The bill also includes steps to prevent British-born jihadists who have traveled to Iraq and Syria returning to the UK and carrying out attacks, including barring jihadists from returning to the UK for at least two years and stripping teenage offenders of their passports.
May said other terror groups aside from the IS, including Boko Haram in Nigeria and Al-Qaeda on the Arabian Peninsula, and also “lone wolf” domestic attackers, pose a threat.
“There's been a lot of focus on Syria and Iraq and ISIL and people have seen the brutality of ISIL and people will have been shocked that there are British citizens actively going out to join this group when they've seen the brutality of what they do,” May told the Telegraph.
“We've got that element but there are still other parts of the world where there are people plotting attacks on the West.”
Other new measures introduced by the UK government to tackle the growing threat of terrorism include giving police more powers to seize data about suspected terrorists.
Scotland Yard Commissioner Sir Bernard Hogan-Howe has begun a nationwide terrorism awareness campaign after revealing “four or five” significant terror plots have been foiled in the UK this year.
UK counter-terrorism police will brief more than 6,000 people at various venues nationwide, including schools, airports, shopping centers, cinemas and even farms, on how to be more vigilant of potential threats.

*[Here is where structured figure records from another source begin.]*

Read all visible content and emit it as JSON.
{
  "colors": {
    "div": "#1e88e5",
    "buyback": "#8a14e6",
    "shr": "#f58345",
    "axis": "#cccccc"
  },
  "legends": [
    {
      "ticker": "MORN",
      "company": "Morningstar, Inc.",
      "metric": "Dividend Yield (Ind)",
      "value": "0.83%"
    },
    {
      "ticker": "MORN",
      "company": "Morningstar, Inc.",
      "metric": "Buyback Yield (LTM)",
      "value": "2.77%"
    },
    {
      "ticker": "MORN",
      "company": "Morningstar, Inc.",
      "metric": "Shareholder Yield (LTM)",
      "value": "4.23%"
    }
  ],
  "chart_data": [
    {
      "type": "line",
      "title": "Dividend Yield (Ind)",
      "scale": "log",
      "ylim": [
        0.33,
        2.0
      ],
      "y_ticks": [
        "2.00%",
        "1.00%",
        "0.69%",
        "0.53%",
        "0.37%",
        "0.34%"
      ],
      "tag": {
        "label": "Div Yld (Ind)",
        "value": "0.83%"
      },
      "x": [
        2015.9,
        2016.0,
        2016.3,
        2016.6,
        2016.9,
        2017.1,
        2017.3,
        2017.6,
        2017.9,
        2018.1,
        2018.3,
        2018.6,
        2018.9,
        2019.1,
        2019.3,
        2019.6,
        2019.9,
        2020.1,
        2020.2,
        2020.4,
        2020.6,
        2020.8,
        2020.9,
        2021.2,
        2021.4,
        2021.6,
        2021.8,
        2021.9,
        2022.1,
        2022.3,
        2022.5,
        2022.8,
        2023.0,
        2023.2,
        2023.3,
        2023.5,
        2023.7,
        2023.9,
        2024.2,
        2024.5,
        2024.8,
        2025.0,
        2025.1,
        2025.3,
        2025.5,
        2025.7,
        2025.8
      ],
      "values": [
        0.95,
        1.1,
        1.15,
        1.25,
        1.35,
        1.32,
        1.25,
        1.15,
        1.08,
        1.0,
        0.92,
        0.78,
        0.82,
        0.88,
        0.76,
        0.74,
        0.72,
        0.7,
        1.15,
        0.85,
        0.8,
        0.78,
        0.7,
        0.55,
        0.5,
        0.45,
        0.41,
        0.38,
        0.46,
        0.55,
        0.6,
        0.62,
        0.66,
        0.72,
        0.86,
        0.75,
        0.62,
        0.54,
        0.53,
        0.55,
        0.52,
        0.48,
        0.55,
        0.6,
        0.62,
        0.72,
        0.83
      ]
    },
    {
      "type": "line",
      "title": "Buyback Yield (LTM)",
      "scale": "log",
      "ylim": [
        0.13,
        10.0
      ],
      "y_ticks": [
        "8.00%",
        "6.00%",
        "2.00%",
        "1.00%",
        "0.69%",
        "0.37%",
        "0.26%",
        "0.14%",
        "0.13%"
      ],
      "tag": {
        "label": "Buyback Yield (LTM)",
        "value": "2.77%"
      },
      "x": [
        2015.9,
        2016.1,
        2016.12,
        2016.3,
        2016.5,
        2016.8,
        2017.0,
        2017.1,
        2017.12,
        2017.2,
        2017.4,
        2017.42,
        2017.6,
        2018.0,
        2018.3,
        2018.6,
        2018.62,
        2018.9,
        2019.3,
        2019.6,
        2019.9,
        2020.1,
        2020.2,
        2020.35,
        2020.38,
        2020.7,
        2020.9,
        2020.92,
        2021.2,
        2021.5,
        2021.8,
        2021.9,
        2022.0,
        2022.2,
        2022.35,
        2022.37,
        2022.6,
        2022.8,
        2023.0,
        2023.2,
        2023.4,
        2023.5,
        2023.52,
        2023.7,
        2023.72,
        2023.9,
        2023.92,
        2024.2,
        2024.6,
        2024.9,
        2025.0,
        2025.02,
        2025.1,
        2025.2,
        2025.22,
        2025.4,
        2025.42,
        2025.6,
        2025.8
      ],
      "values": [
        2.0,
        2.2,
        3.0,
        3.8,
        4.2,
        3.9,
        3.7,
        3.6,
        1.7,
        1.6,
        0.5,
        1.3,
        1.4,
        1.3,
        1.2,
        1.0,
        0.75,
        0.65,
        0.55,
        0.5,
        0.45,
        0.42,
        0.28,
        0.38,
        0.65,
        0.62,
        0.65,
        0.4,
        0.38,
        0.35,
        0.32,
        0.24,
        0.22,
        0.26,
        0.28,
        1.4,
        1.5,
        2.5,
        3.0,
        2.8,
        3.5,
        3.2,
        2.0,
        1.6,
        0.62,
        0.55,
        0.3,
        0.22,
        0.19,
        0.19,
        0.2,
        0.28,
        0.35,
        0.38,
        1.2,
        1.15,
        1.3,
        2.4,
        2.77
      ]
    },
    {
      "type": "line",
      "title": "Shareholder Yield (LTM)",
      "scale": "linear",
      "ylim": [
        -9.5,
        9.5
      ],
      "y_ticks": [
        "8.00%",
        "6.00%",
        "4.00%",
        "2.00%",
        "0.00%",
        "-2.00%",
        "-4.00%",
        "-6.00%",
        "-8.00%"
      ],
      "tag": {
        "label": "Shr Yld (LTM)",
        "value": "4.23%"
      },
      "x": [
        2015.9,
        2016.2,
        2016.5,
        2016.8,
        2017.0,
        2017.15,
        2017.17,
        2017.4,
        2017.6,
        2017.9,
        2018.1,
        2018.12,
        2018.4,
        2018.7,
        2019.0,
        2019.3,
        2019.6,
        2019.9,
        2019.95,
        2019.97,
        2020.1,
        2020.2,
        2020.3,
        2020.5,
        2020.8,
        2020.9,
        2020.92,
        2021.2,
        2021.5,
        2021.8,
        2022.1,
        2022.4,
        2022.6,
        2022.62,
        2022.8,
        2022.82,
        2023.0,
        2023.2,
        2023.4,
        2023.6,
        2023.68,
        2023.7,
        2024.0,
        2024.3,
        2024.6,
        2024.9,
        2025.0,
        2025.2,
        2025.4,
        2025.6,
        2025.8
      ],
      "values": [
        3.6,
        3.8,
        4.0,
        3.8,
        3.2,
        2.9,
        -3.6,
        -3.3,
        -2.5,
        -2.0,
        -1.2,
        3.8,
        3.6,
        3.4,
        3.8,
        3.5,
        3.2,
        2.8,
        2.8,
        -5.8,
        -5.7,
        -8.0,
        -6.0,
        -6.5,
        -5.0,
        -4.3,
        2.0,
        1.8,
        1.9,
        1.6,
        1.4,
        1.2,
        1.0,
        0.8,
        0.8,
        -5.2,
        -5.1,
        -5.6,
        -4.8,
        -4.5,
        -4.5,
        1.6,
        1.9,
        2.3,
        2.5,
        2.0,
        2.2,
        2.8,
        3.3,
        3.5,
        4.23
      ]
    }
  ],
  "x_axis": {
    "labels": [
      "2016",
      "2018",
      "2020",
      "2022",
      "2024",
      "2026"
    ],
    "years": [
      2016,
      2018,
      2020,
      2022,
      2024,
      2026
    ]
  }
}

“So far this year, we have disrupted several attack plots and made 271 arrests,” said Mark Rowley, Metropolitan Police Assistant Commissioner. “They are no longer a problem solely stemming from countries like Iraq and Afghanistan, far away in the minds of the public.”
“Now, they are home grown, in our communities, radicalized by images and messages they read on social media and prepared to kill for their cause,” added Rowley, who is leading the UK’s national counter-terrorism policing campaign.
This summer, Britain's terror threat level was heightened from “substantial” to the second highest level “severe” amid concerns over hundreds of British jihadists potentially returning to the UK to launch attacks having fought for terror groups in Syria and Iraq.